We stress that 2000 iterations were significantly more than what the algorithm needed to converge. In most cases, the upper bound only decreased by 0.2% after the initial 200 iterations and by 0.1% after the first 500 iterations. Admittedly, it would have been reasonable to terminate the algorithm after 1000 iterations as the final 1000 iterations only yielded a \(\sim 0.03\%\) decrease of the upper bound. Our reasoning behind using so many iterations was that we wanted the upper bound of SDDP to get as low as possible to make the results as comparable to the lower bound provided by the rolling horizon methods as possible. However, this makes the provided runtime for SDDP higher than what it could have been.

It should also be noted that 125 discrete states per stage for the SDDP method is a relatively small amount, and with an increase in states there would have been an increase in processing time.

9 Concluding remarks

We propose a new approach to solving the medium-term reservoir management problem. The aim is to approximate the value function as it depends on current price levels and current reservoir levels. When medium-term hydropower planning is used to support the decision-making for short-term planning, only the value function is passed to the short-term planning problem, not necessarily a deterministic policy. Thus, we do not require the algorithm to generate deterministic policies, and rather allow them to be stochastic while taking care not to relax information constraints. This ensures that the algorithm yields estimated lower bounds on the objective function value, as our method relies on possible scenarios for the future development of prices and inflow. The new approach, called STRO, is compared to SDDP and RI.

Although STRO can be applied to broader classes of problems compared to those solved by SDDP, we designed the experiments to suit SDDP well. We leave for future work to explore the performance on non-convex problems.

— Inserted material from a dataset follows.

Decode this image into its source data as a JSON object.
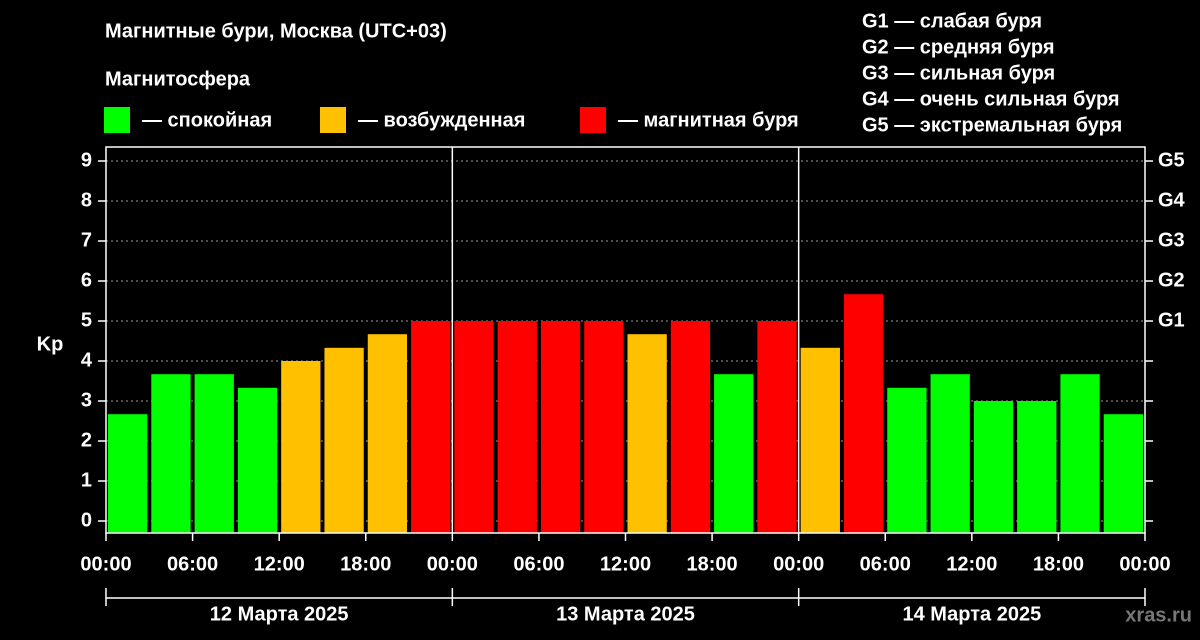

Sources of bias potentially impacting the comparisons of the implemented models include both discretization and sampling error subjected to the different methods. Efforts were made to mitigate this by performing multiple trial runs, averaging the results, and performing experiments that, for instance, aimed to bypass the discretization error of SDDP. We have also used seeding to ensure that the exact sampling error is imposed on the rolling horizon methods.

Another factor to consider is that the methods discussed and compared were only tested on a single hydropower system, using only one type of inflow and price model. Specific properties of the case system can make the method more suitable, which can mean that similar results will not be achievable for other systems. These concerns were not explored in the interest of scope, but they should be further examined in the future.

With these points made, we emphasize that the RI algorithm has been shown to produce promising results when applied to the reservoir management problem by other authors with different stochastic models for the exogenous processes. This strengthens our confidence in the results.

The idea of using a sampling-based heuristic for rolling horizon methods can also be explored further. The STRO method only considers building two-stage stochastic convex programs, but in principle, multi-stage non-convex stochastic programs could be built and solved instead.